Invisible et inaudible, mais parfaitement sensible.

L'homme leur laissa les clés, leur fit quelques ultimes recommandations pour le gaz et repartit sur sa vieille motocyclette.

Hugo courut chercher la voiture, qu'il gara derrière la maison, empoigna les valises et demanda à Alice de prendre possession des lieux le plus vite possible. Il fallait maintenant passer à un plan d'opérations cohérent et détaillé. Il demanda à Anita et à Alice de s'asseoir avec lui, dans le salon, plongé dans la pénombre, les volets à demi fermés.

Primo, annonça-t-il, Alice ne devrait sortir sous aucun prétexte. Secundo, Anita resterait ici avec elle la plupart du temps sauf pour les coups de fil qu'elle et Hugo passeraient aux flics, de la cabine d'Ayamonte.

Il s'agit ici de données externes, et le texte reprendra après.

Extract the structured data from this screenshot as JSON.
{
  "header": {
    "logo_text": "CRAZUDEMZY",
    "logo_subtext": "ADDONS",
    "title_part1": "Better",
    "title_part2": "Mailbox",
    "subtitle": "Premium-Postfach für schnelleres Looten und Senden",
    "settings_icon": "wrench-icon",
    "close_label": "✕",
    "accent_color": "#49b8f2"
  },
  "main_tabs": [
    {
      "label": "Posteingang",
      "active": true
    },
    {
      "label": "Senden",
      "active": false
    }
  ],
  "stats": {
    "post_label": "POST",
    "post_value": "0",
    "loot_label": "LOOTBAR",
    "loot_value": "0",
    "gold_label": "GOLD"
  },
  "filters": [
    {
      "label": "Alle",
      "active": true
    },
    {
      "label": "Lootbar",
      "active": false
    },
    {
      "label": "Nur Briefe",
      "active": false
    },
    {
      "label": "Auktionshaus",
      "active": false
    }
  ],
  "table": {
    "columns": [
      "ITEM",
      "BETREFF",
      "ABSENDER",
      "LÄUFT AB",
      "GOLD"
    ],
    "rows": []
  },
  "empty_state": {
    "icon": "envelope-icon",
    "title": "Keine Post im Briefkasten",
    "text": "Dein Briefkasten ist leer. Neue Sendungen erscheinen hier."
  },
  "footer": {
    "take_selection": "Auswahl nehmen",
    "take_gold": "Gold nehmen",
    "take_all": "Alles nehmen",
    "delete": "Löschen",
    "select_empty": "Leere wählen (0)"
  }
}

Tertio, il lui faisait confiance, lui laisserait son arme et partirait chaque jour glaner des infos sur les docks des ports de l'Algarve. Il pourrait s'àbsenter jusqu'à vingt-quatre heures d'affilée, au maximum. En la joignant ici, toutes les cinq ou six heures. Il devrait sortir un message codé pour annoncer que tout allait bien. Il le trouverait tout à l'heure. Anita raconterait le scénario prévu aux flics de Faro et leur demanderait de pister cette dizaine d'hommes. Étrangers. Sans doute néerlandais, mais peut-être de nationalités différentes. D'autre part elle demanderait qu'un inspecteur vérifie auprès de toutes les capitaineries si un bateau nommé la Manta n'était pas enregistré quelque part.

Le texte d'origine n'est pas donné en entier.